The ZERO records describe variable areas within the virus, that should be set to zero before checks are done. This is really just a convenience, to reduce the number of check-type records needed.

There are three basic types of check records, describing different tests to be done on the degarbled and zero'd virus image now in the buffer:

  • CODE records describe areas of virus code. The numbers given are the start and end offsets of the area, and the expected CRC value of the data there. VERV uses a 31-bit CRC, with a custom polynomial. This is not strongly resistant to intentional reverse engineering; a more difficult-to-invert algorithm may be desirable later on. If any CODE areas are found to be different than expected, VERV will report that this is not the usual strain of the virus.
  • CONST records describe constant areas that should not change, and whose values effect the actual running of the virus. CONST areas are currently treated exactly like CODE areas.
  • TEXT records describe areas of the virus that are not expected to change, but do not significantly effect the operation of the virus. If a sample differs from the given description only in one or more TEXT areas, VERV will report a ``text variant'' of the virus. This is useful for message areas within a virus that are not actually used, or that are simply displayed to the user. These areas can be interesting in tracking how the virus is spreading, by correlating incidents that involve the same ``text variant'', but they do not effect cleanup or prevention.

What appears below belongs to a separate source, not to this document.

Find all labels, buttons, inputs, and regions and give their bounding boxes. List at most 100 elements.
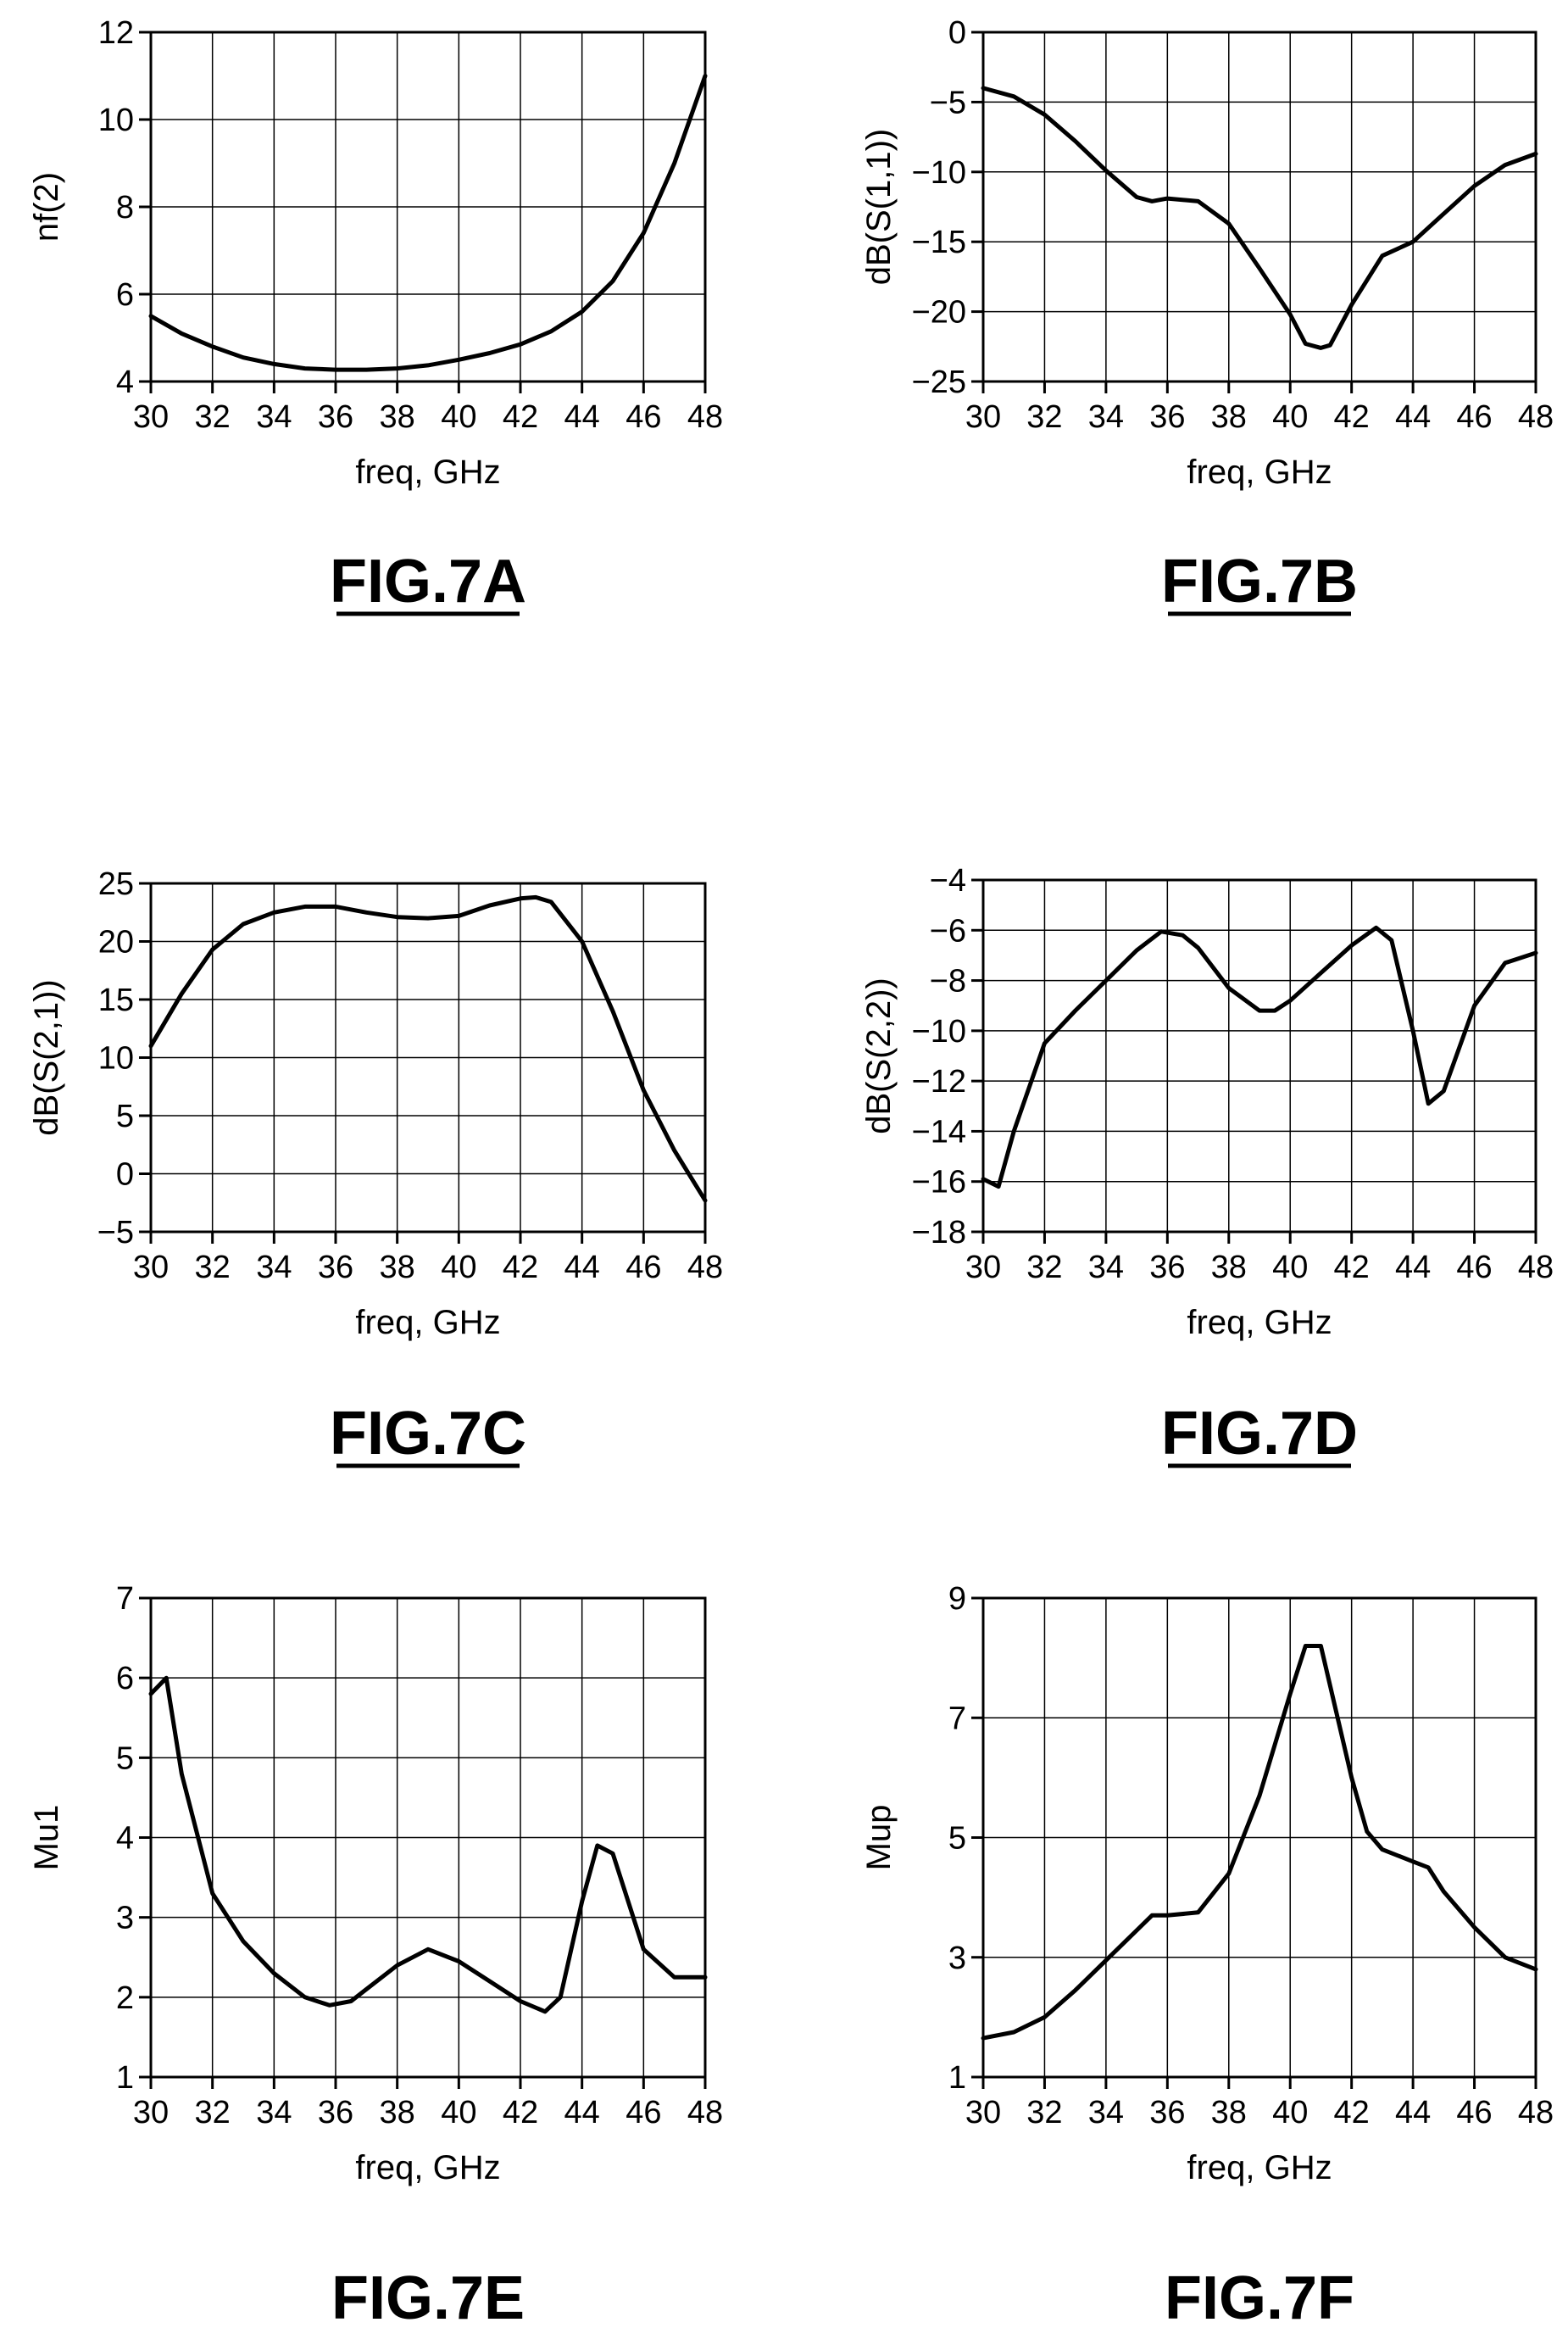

Normally, VERV performs its CRC calculation on each area within the virus, and compares the results to the expected values. A command-line switch (described in more detail below) can be used to tell VERV to read a standard copy of the virus from another file instead, and do byte-by-byte comparison between the two. This is more reliable, but of course it requires having a sample of the usual strain of the virus present to verify against.

Another example, illustrating the use of special C routines, is the block for the 1701 virus:

VIRUS 1701
NAME the 1701 virus
LOAD E9-COM -1 06A5
DEGARBLE 1
CODE  0001 0026 19989c7e        ; Degarble, MOV, jmp-in
CODE  0076 06A4 c03a91c5        ; Main code

Here, the ``DEGARBLE 1'' record causes VERV to invoke an internal routine to degarble the data in the buffer, using the 1701's own algorithm. It would be possible to enhance the virus-description language enough that the 1701's degarbling algorithm could be expressed in it directly. This would complicate the language considerably, though, and would somewhat lessen the advantage that a special high-level language has over native C code; so far, we have decided against such enhancements.